American baseball player (1913–1985)

Kendall Fay Chase (October 6, 1913 - January 16, 1985) was an American starting pitcher in Major League Baseball who played for three teams between 1936 and 1943. Listed at 6 ft 2 in and 210 lb, Chase batted and threw left-handed. He was born in Oneonta, New York.

A hard-throwing pitcher, Chase entered the majors in 1936 with the Washington Senators, playing six years for them before joining the Boston Red Sox (1942–43) and New York Giants (1943). While in Washington, he was part of a rotation that included Dutch Leonard, Wes Ferrell and Sid Hudson. On April 29, 1939, Ken Chase gave up hit number 2,721 of Lou Gehrig's career. Lou Gehrig never recorded another hit as he willingly pulled himself out of the lineup the next day. He never played another game.

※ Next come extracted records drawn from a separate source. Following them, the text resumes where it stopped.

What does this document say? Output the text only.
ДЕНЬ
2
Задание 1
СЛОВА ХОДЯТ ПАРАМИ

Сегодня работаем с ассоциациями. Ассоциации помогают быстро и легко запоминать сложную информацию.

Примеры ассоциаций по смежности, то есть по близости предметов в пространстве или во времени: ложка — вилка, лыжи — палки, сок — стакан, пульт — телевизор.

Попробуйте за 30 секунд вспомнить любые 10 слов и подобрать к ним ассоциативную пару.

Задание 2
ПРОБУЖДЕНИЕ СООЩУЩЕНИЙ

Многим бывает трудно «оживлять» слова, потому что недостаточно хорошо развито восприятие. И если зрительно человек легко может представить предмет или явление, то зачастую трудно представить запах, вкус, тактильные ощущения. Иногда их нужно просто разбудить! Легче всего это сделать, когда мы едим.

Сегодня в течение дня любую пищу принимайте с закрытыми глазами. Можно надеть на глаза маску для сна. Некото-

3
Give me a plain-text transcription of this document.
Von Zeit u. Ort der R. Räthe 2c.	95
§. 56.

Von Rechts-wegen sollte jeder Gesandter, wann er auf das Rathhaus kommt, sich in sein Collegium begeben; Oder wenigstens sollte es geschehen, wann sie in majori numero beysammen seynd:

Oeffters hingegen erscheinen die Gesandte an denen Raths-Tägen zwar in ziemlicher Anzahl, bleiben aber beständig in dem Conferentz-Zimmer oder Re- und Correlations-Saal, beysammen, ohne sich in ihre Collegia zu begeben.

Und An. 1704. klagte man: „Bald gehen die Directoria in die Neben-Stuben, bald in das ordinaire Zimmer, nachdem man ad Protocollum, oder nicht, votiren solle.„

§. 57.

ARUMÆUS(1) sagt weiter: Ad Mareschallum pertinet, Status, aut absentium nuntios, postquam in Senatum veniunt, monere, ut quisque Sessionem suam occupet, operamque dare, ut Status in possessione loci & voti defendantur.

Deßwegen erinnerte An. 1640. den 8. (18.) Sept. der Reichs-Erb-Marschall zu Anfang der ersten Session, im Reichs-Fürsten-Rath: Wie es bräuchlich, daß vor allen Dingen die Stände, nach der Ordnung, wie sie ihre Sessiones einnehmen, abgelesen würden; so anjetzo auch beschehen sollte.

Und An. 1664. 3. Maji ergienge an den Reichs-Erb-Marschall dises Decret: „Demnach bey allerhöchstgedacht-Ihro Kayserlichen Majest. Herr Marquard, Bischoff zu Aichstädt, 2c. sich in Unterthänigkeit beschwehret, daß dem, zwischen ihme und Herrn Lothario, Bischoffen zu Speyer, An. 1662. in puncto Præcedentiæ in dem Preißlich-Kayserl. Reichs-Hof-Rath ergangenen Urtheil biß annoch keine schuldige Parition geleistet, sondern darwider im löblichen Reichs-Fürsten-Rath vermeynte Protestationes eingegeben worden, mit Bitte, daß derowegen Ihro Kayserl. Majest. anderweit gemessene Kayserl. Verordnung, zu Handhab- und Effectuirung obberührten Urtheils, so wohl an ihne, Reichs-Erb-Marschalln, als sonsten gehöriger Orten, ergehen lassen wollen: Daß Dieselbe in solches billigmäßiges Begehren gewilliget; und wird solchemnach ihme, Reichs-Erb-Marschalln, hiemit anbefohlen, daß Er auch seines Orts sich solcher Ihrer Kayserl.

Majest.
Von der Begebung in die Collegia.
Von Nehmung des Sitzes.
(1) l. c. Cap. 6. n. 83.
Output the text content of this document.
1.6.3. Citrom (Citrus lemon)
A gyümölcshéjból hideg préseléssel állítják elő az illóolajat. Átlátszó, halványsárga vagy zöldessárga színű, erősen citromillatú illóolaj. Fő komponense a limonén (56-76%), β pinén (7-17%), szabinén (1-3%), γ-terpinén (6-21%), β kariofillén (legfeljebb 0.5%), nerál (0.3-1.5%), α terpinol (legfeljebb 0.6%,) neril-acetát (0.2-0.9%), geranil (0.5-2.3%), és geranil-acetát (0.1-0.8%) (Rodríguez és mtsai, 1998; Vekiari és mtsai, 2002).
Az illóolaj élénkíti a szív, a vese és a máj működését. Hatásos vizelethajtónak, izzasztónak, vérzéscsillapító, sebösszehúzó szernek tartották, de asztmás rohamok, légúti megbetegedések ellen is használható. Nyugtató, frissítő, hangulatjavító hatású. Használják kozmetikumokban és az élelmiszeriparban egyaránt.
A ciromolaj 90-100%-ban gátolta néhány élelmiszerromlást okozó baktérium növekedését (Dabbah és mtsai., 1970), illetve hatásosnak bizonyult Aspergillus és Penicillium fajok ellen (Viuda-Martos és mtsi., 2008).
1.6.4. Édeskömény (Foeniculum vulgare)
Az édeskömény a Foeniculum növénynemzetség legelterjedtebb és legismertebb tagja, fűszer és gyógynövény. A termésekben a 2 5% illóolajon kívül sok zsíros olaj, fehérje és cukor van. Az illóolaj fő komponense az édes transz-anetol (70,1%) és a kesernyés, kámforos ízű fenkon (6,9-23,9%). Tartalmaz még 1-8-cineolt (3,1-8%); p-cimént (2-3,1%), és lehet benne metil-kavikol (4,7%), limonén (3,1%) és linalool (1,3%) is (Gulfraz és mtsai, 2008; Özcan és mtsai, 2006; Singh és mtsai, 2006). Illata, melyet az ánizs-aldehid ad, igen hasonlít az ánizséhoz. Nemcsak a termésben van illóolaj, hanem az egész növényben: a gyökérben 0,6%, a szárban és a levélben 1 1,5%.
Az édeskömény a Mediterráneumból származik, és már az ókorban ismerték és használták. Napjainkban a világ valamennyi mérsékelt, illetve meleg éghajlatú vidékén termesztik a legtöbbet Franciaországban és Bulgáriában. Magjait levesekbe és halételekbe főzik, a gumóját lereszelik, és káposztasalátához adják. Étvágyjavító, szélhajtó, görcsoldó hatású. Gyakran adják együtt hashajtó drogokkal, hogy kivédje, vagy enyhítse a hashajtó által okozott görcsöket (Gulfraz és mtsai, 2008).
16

Chase's most productive season came in 1940 with the Senators, when he set career-numbers with 15 wins, a 3.23 ERA, and 129 strikeouts. He struggled with poor control during the season, allowing 143 walks and 12 wild pitches to lead the American League.

In an eight-season career, Chase posted a 53–84 record with 582 strikeouts and a 4.27 ERA in 188 games pitched, including 160 starts 62 complete games, four shutouts, and 1165 innings.

Following his playing retirement, Chase ran a dairy business. He died in his hometown of Oneonta at age of 71.